With pixel buffers you can pretty much draw or manipulate graphics any way you like, the only limitation is speed. Unfortunately manipulating binary data is not one of JavaScript's strong suits, but browsers keep getting faster and faster so some Photoshop style image manipulation is possible today. Later in the tools section I'll show you some libraries that make this sort of thing easier and faster.

### Composite Modes

Canvas also supports composite modes. These are similar to some of the blend modes you will find in Photoshop. Every time you draw a shape each pixel will be compared to the existing pixel, then it will calculate the final pixel based on some equation. Normally we are using `SrcOver`, meaning the source pixel (the one you are drawing) will be drawn over the destination pixel. If your source pixel is partly transparent then the two will be mixed in proportion to the transparency. SrcOver is just one of many blend modes, however. Here's an example of using the `lighter` mode when drawing overlapping circles. `lighter` will add the two pixels together, with a maxium value of white.
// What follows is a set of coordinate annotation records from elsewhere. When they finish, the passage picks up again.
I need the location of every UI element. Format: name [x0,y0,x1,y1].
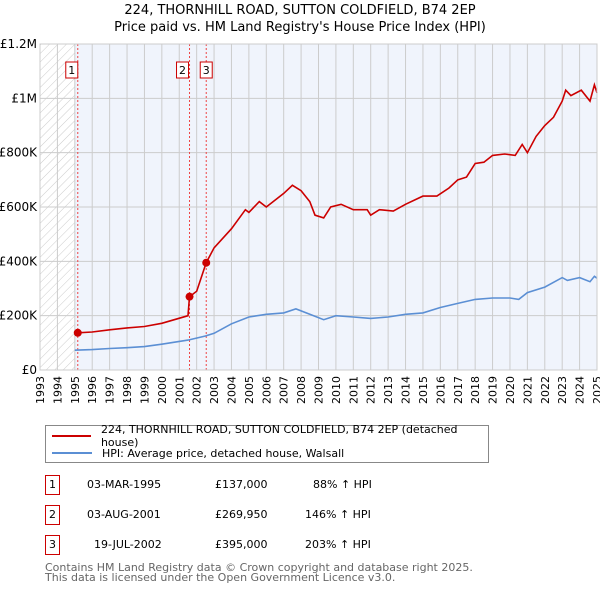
sale-hpi: 88% ↑ HPI [313,478,372,491]
x-tick-label: 1997 [104,376,117,404]
sale-marker-badge: 3 [45,535,60,555]
x-tick-label: 2002 [191,376,204,404]
y-tick-label: £600K [0,200,38,214]
sale-label-box [199,61,213,79]
x-tick-label: 2009 [313,376,326,404]
legend-swatch-hpi [52,452,92,454]
x-tick-label: 2010 [330,376,343,404]
sale-date: 03-MAR-1995 [87,478,162,491]
x-tick-label: 2021 [521,376,534,404]
legend-swatch-property [52,435,91,437]
legend-label-property: 224, THORNHILL ROAD, SUTTON COLDFIELD, B… [100,423,458,449]
sale-label: 2 [179,64,186,77]
x-tick-label: 2019 [487,376,500,404]
y-tick-label: £1.2M [0,37,37,51]
x-tick-label: 2000 [156,376,169,404]
x-tick-label: 2007 [278,376,291,404]
x-tick-label: 2006 [260,376,273,404]
sale-label-box [176,61,190,79]
y-tick-label: £1M [11,91,37,105]
x-tick-label: 1994 [51,376,64,404]
sale-label-box [65,61,79,79]
sale-row: 2 03-AUG-2001 £269,950 146% ↑ HPI [45,505,445,525]
chart-subtitle: Price paid vs. HM Land Registry's House … [114,20,486,35]
series-line-property [77,81,598,334]
x-tick-label: 1993 [34,376,47,404]
x-tick-label: 2014 [400,376,413,404]
x-tick-label: 2001 [173,376,186,404]
sale-point [73,328,82,337]
sale-row: 3 19-JUL-2002 £395,000 203% ↑ HPI [45,535,445,555]
x-tick-label: 2012 [365,376,378,404]
x-tick-label: 2025 [591,376,600,404]
plot-border [39,43,598,371]
x-tick-label: 2018 [469,376,482,404]
sale-price: £395,000 [215,538,268,551]
x-tick-label: 2003 [208,376,221,404]
legend-label-hpi: HPI: Average price, detached house, Wals… [102,446,345,460]
footer-licence: This data is licensed under the Open Gov… [45,571,396,584]
y-tick-label: £400K [0,254,38,268]
series-line-hpi [74,275,598,351]
legend-item-hpi: HPI: Average price, detached house, Wals… [46,445,344,461]
x-tick-label: 2011 [347,376,360,404]
legend: 224, THORNHILL ROAD, SUTTON COLDFIELD, B… [45,423,489,463]
sale-label: 3 [203,64,210,77]
sale-row: 1 03-MAR-1995 £137,000 88% ↑ HPI [45,475,445,495]
x-tick-label: 1995 [69,376,82,404]
legend-item-property: 224, THORNHILL ROAD, SUTTON COLDFIELD, B… [46,423,488,449]
sale-label: 1 [68,64,75,77]
x-tick-label: 2022 [539,376,552,404]
x-tick-label: 1998 [121,376,134,404]
sale-hpi: 203% ↑ HPI [305,538,371,551]
x-tick-label: 2024 [574,376,587,404]
sale-point [202,258,211,267]
sale-date: 19-JUL-2002 [94,538,162,551]
sale-point [185,292,194,301]
sale-price: £269,950 [215,508,268,521]
x-tick-label: 2004 [225,376,238,404]
footer-copyright: Contains HM Land Registry data © Crown c… [45,561,473,574]
x-tick-label: 2017 [452,376,465,404]
y-tick-label: £800K [0,146,38,160]
sale-marker-badge: 2 [45,505,60,525]
price-chart: 1993 1994 1995 1996 1997 1998 1999 2000 2001 2002… [0,37,600,404]
x-tick-label: 1999 [138,376,151,404]
x-tick-label: 2005 [243,376,256,404]
sale-hpi: 146% ↑ HPI [305,508,371,521]
x-tick-label: 1996 [86,376,99,404]
sale-date: 03-AUG-2001 [87,508,161,521]
y-tick-label: £200K [0,309,38,323]
x-tick-label: 2015 [417,376,430,404]
sale-price: £137,000 [215,478,268,491]
x-tick-label: 2016 [434,376,447,404]
x-tick-label: 2020 [504,376,517,404]
x-tick-label: 2023 [556,376,569,404]
sale-marker-badge: 1 [45,475,60,495]
x-tick-label: 2013 [382,376,395,404]
y-tick-label: £0 [22,363,37,377]
chart-title: 224, THORNHILL ROAD, SUTTON COLDFIELD, B… [124,3,476,18]
x-tick-label: 2008 [295,376,308,404]
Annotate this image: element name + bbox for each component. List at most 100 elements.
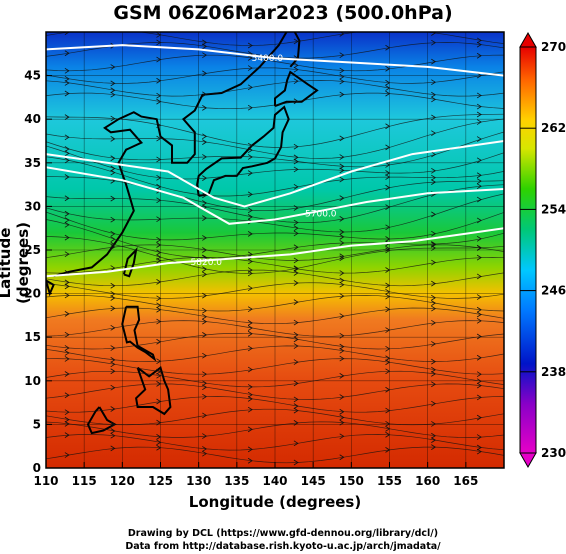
wind-arrow: [476, 111, 482, 118]
wind-arrow: [247, 306, 253, 313]
wind-arrow: [64, 134, 70, 141]
wind-arrow: [339, 419, 345, 426]
wind-arrow: [476, 444, 482, 451]
wind-arrow: [293, 380, 299, 387]
wind-arrow: [156, 318, 162, 325]
wind-arrow: [247, 104, 253, 111]
x-tick-label: 155: [377, 474, 402, 488]
wind-arrow: [293, 407, 299, 414]
wind-arrow: [293, 166, 299, 173]
wind-arrow: [385, 306, 391, 313]
wind-arrow: [202, 139, 208, 145]
wind-arrow: [339, 454, 345, 461]
credit-drawing: Drawing by DCL (https://www.gfd-dennou.o…: [127, 528, 439, 539]
wind-arrow: [110, 357, 116, 363]
y-tick-label: 20: [24, 287, 41, 301]
wind-arrow: [110, 216, 116, 223]
wind-arrow: [156, 242, 162, 248]
wind-arrow: [385, 247, 391, 254]
wind-arrow: [293, 359, 299, 365]
wind-arrow: [64, 432, 70, 438]
wind-arrow: [476, 294, 482, 300]
wind-arrow: [64, 114, 70, 120]
streamline: [46, 131, 504, 168]
wind-arrow: [156, 398, 162, 405]
wind-arrow: [385, 431, 391, 438]
wind-arrow: [476, 172, 482, 179]
wind-arrow: [110, 421, 116, 428]
wind-arrow: [339, 67, 345, 74]
wind-arrow: [476, 41, 482, 48]
wind-arrow: [476, 217, 482, 224]
wind-arrow: [110, 195, 116, 202]
streamline: [46, 219, 504, 259]
wind-arrow: [64, 76, 70, 82]
coastline: [122, 246, 138, 278]
wind-arrow: [476, 378, 482, 385]
wind-arrow: [293, 219, 299, 226]
streamline: [46, 257, 504, 274]
y-tick-label: 45: [24, 69, 41, 83]
wind-arrow: [64, 371, 70, 377]
wind-arrow: [339, 195, 345, 201]
wind-arrow: [476, 235, 482, 242]
wind-streamlines: [46, 32, 504, 466]
wind-arrow: [293, 257, 299, 264]
wind-arrow: [156, 358, 162, 365]
wind-arrow: [156, 338, 162, 345]
wind-arrow: [247, 170, 253, 176]
wind-arrow: [339, 135, 345, 142]
wind-arrow: [476, 72, 482, 79]
wind-arrow: [339, 394, 345, 400]
colorbar: 230 238 246 254 262 270: [519, 31, 566, 469]
wind-arrow: [476, 394, 482, 401]
wind-arrow: [339, 355, 345, 362]
wind-arrow: [476, 311, 482, 318]
streamline: [46, 434, 504, 451]
wind-arrow: [247, 231, 253, 237]
wind-arrow: [431, 358, 437, 365]
wind-arrow: [385, 85, 391, 91]
wind-arrow: [247, 396, 253, 402]
wind-arrow: [202, 271, 208, 278]
wind-arrow: [64, 292, 70, 299]
contour-label: 5400.0: [252, 54, 284, 64]
wind-arrow: [293, 336, 299, 343]
wind-arrow: [202, 393, 208, 400]
wind-arrow: [156, 39, 162, 46]
wind-arrow: [293, 62, 299, 69]
wind-arrow: [385, 174, 391, 180]
wind-arrow: [293, 459, 299, 466]
wind-arrow: [476, 273, 482, 280]
coastline: [196, 105, 290, 197]
wind-arrow: [339, 270, 345, 276]
wind-arrow: [293, 78, 299, 85]
wind-arrow: [431, 280, 437, 287]
wind-arrow: [385, 293, 391, 300]
wind-arrow: [293, 420, 299, 426]
wind-arrow: [431, 437, 437, 443]
y-axis: 0 5 10 15 20 25 30 35 40 45: [24, 69, 52, 475]
wind-arrow: [156, 174, 162, 181]
wind-arrow: [110, 324, 116, 331]
wind-arrow: [385, 123, 391, 130]
wind-arrow: [293, 230, 299, 237]
wind-arrow: [156, 98, 162, 105]
wind-arrow: [339, 253, 345, 260]
wind-arrow: [156, 183, 162, 190]
wind-arrow: [476, 254, 482, 261]
coastline: [121, 305, 157, 362]
y-tick-label: 0: [33, 461, 41, 475]
height-contours: 5400.0 5700.0 5820.0: [46, 44, 504, 278]
wind-arrow: [476, 448, 482, 455]
wind-arrow: [385, 288, 391, 295]
wind-arrow: [247, 258, 253, 265]
wind-arrow: [156, 302, 162, 309]
wind-arrow: [476, 317, 482, 324]
wind-arrow: [247, 251, 253, 258]
wind-arrow: [202, 154, 208, 160]
wind-arrow: [431, 421, 437, 427]
wind-arrow: [202, 192, 208, 199]
wind-arrow: [339, 332, 345, 339]
wind-arrow: [156, 279, 162, 285]
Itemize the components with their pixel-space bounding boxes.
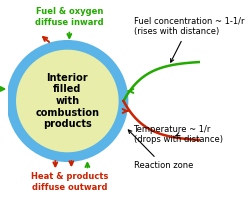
Text: Fuel & oxygen
diffuse inward: Fuel & oxygen diffuse inward xyxy=(35,7,104,27)
Text: Fuel concentration ~ 1-1/r
(rises with distance): Fuel concentration ~ 1-1/r (rises with d… xyxy=(134,17,244,62)
Text: Interior
filled
with
combustion
products: Interior filled with combustion products xyxy=(35,73,99,129)
Circle shape xyxy=(11,45,124,157)
Text: Reaction zone: Reaction zone xyxy=(128,130,193,170)
Text: Temperature ~ 1/r
(drops with distance): Temperature ~ 1/r (drops with distance) xyxy=(134,125,222,144)
Text: Heat & products
diffuse outward: Heat & products diffuse outward xyxy=(31,172,108,192)
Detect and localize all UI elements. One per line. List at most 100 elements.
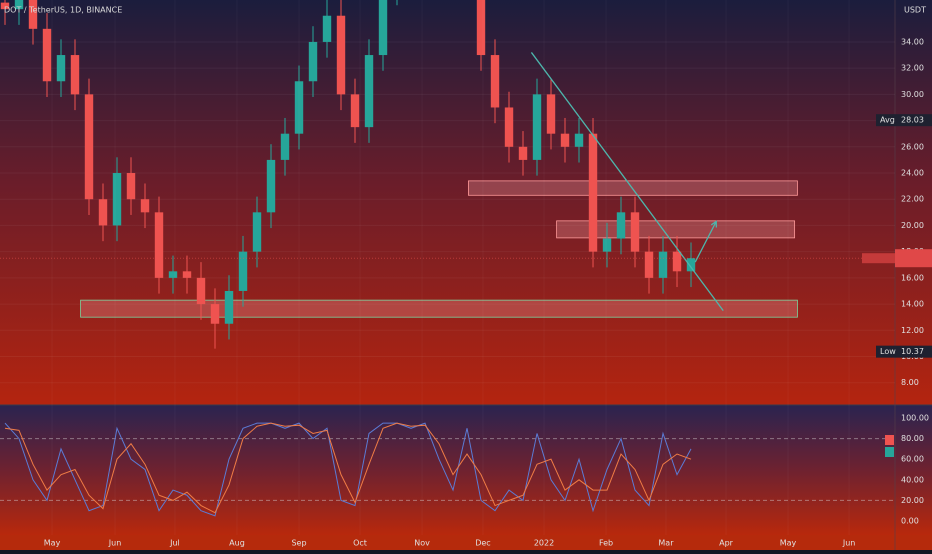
- y-tick-label: 14.00: [901, 300, 924, 309]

``````c.globalCompositeOperation = "lighter"; //set the blend mode
c.fillStyle = "#ff6699";  //fill with a pink

//randomly draw 50 circles
for(var i=0; i<50; i++) {
c.beginPath();
c.arc(
Math.random()*400, // random x
Math.random()*400, // random y
0,Math.PI*2);      // full circle
c.closePath();
c.fill();
}``````

Canvas also supports shadows, similiar to CSS. You can set the color, offset and blur radius of the shadow to simulate different effects. This is an example of doing a white glow behind some green text.